Talvez por isso o melancólico seja tão frequentemente associado a genialidade, porque busca nas Artes, Ciências, Literatura aporte para se constituir enquanto sujeito e para lidar com os conflitos no laço social. Parece que o discurso melancólico busca uma saída pela palavra, num movimento compensatório frente a fragilidade da formação imaginária. Nesse sentido, a Psicanálise, ao abandonar o paradigma da clínica do olhar (fenomenológica) passando para uma clínica da escuta, oferece ao melancólico uma possibilidade de construir, a partir da associação livre, a sua própria narrativa.  

REFERÊNCIAS

FREUD, S. Luto e Melancolia. São Paulo: Cosac Naify, 2011. 

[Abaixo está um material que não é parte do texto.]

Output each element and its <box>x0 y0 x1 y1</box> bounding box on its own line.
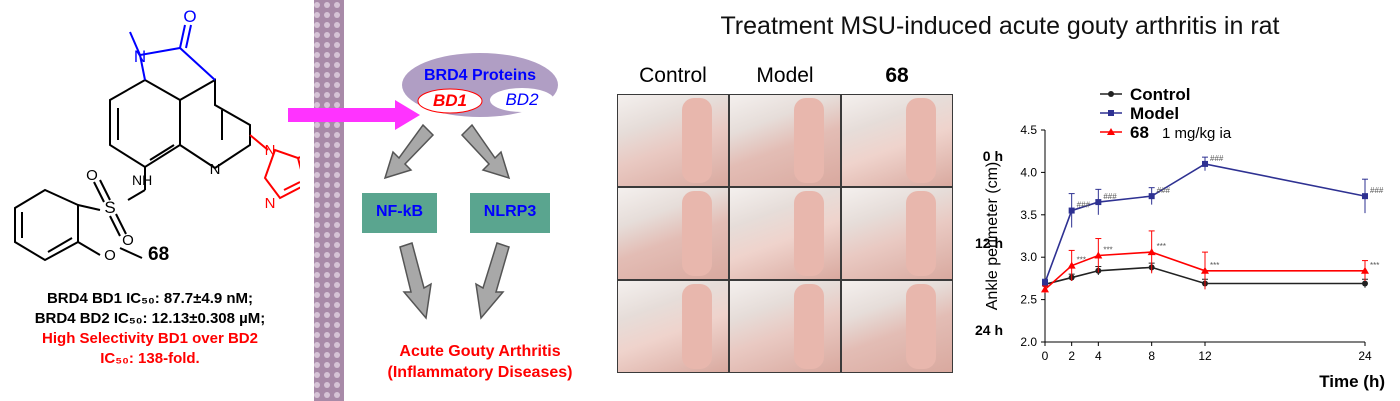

KEHL, M. R. O tempo e o cão: a atualidade das depressões. São Paulo: Boitempo, 2011.

LACAN, J. O seminário – Livro 10: a angústia. Rio de Janeiro: Zahar Editores, [1962-63]/2005.

LAMBOTTE, M-C. A deserção do Outro. Revista da Associação Psicanalítica de Porto Alegre. Porto Alegre, n. 20, 2001. 

LAMBOTTE, M-C. Ésthetique de la mélancolie. Paris: Aubier, 1999.

PERES, U. T. Depressão e Melancolia. Rio de Janeiro: Jorge Zahar Ed., 2011.

TAVARES, P. H. Fausto como paradigma da melancolia. Revista Mal-Estar e Subjetividade. Fortaleza, n.2, vol. IX, 2009.